Rudy Komon Gallery, Sydney (label attached verso)
Mr James Cromie, Sydney
Thence by descent
Private collection, Melbourne
Art Equity, Sydney (label attached verso)
Private collection, Malaysia

Accompanied by a certificate of authenticity, Rex Irwin Art Dealer, Sydney, signed and dated 29 July 2010.

Catalogue text

Untitled Landscape II, c.1966, is a dramatic and bold picture, with subtle highlights of white, royal blue and orange suspended over a velvety burnt sienna ground. Six tall saplings dominate the foreground of this gouache, some stretching almost the full length of the picture towards the horizon line, echoing the claustrophobia of Fred Williams’ earlier Forest series. These monumental forms dominating the composition are strongly counterbalanced by the overall sparseness of the landscape and Williams’ delicate gesture. Its dark colours, whilst warm in tone, produce an arid and melancholy vision of the Australian outback. Tenebrous and brooding, this gouache, and many others of this time were painted at the end of the day, the artist approaching his familiar landscape from an alternative tonal perspective. The strong contrast between the blackened trunks and white highlights suggest a recent bushfire, foreshadowing the inspiration this apocalyptic theme would provide to the artist later in life. Here, Williams nourishes the myth of the unknown Australian landscape, ashen and austere but also universal and unifying in its elemental power and archetypal forms.

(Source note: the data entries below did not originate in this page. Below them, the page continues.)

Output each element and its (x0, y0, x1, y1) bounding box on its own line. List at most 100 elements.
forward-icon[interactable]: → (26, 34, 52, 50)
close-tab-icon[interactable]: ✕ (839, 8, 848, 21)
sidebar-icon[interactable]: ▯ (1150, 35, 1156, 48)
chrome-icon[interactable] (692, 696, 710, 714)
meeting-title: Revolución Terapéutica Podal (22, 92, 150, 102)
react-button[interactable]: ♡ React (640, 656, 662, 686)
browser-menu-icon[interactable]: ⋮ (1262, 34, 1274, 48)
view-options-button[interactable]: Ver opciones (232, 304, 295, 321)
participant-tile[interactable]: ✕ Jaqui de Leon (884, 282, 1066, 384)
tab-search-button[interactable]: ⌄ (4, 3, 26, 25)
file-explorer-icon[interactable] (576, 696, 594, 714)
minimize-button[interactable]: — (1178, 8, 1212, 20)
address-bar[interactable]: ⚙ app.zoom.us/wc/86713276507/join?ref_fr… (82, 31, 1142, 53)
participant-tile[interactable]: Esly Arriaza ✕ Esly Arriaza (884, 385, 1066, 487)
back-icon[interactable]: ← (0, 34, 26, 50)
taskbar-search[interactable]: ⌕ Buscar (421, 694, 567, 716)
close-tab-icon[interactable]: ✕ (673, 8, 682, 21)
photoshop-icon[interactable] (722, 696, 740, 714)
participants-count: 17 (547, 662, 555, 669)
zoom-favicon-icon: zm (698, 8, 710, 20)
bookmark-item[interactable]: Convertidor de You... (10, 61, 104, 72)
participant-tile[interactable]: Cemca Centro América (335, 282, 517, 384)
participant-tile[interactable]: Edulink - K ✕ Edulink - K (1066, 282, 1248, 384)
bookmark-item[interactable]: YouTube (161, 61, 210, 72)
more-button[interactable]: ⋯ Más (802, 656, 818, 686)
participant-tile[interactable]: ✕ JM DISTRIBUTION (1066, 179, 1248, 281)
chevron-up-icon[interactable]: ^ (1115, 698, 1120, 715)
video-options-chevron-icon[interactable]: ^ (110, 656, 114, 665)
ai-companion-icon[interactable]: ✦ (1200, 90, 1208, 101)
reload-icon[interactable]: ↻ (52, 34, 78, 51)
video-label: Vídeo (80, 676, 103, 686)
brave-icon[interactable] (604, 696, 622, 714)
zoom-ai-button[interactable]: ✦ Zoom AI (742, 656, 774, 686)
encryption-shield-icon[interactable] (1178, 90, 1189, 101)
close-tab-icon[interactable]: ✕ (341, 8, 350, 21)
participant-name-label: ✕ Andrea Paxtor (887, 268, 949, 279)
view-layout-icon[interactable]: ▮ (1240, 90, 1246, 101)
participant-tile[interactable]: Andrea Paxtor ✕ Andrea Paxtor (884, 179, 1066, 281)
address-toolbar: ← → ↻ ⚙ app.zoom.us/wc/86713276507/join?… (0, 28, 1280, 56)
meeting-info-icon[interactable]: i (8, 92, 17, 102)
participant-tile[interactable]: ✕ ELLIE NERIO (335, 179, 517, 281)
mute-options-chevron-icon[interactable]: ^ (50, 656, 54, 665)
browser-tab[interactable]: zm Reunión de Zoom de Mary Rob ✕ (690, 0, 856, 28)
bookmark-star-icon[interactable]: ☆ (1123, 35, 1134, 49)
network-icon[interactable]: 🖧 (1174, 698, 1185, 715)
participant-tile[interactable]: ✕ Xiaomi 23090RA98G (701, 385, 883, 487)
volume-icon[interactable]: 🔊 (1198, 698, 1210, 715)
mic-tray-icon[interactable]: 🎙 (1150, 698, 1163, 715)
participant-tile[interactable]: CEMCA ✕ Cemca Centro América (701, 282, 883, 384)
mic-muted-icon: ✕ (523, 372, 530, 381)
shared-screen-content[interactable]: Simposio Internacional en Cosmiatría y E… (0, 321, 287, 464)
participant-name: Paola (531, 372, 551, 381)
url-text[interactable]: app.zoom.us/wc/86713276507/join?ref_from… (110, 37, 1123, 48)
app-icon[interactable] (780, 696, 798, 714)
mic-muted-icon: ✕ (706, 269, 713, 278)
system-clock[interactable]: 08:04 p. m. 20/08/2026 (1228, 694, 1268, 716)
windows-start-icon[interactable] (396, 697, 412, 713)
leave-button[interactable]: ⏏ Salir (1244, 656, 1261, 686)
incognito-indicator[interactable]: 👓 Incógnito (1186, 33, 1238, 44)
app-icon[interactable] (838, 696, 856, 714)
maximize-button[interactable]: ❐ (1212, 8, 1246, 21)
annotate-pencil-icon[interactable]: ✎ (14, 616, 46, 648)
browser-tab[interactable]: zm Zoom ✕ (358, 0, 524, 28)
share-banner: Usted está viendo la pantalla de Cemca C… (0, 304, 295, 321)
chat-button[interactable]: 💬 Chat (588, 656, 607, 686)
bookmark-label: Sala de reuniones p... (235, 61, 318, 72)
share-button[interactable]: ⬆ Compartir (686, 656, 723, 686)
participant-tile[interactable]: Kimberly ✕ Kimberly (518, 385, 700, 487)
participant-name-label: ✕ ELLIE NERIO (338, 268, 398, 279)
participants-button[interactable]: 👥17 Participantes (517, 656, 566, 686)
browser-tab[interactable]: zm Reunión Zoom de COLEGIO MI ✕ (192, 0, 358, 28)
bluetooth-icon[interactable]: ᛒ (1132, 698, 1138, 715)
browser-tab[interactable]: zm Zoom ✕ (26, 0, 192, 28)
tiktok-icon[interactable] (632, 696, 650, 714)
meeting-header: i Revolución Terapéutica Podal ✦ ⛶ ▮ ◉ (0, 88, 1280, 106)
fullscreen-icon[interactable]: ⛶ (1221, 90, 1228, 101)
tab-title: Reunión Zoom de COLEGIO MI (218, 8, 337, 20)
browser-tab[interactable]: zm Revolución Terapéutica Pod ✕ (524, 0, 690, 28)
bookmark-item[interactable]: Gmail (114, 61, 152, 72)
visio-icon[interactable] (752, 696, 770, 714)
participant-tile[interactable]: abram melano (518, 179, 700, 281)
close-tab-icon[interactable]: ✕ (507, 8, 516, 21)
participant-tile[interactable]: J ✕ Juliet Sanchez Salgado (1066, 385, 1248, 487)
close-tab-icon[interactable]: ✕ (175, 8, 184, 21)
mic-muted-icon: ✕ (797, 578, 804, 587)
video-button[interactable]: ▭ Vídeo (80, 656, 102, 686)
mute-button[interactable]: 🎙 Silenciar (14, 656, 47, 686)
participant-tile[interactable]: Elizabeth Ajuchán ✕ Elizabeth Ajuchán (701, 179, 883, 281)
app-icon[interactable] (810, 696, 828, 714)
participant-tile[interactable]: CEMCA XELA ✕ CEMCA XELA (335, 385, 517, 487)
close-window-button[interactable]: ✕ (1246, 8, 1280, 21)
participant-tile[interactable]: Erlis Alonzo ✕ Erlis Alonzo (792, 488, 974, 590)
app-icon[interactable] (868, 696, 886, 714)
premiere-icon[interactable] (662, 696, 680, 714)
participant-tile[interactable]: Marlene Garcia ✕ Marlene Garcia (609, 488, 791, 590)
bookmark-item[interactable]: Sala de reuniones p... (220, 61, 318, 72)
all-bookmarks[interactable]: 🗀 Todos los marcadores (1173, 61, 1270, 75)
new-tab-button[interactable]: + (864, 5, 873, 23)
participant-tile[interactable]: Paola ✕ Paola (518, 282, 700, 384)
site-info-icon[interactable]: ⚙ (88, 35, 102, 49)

Williams devoted his life to the creation of a contemporary approach to the romantic tradition of landscape painting, creating instead a distinctive gestural visual language that presented only the most essential elements of the subject, displaying the strangeness of the Australian environment with sincerity and respect for its history. Irregular and asymmetric, Williams’ compositions show the ancient and untameable landscape of the Antipodes, almost always devoid of human presence and constructions. Williams had a sophisticated understanding of colour, using it sparingly to evoke form and space in this period of his career – in contrast to the riotous colours of the later Weipa and Pilbara series.

Painted in the bushy hinterland of Melbourne, this gouache, like its yellow companion piece bears the same strong and high horizon line bisecting earth and sky characteristic of his paintings of the late 1960s. In these Upwey landscapes, the daubs and dashes of Williams’ brush are suspended above a flat and uniform ground. Here, it is the sparseness and scale of the landscape that provide the focus for Williams’ image; the silhouetted tree canopies stretching beyond the horizon, swampy ponds at their roots only just discernible amongst Williams’ idiomatic brushstrokes.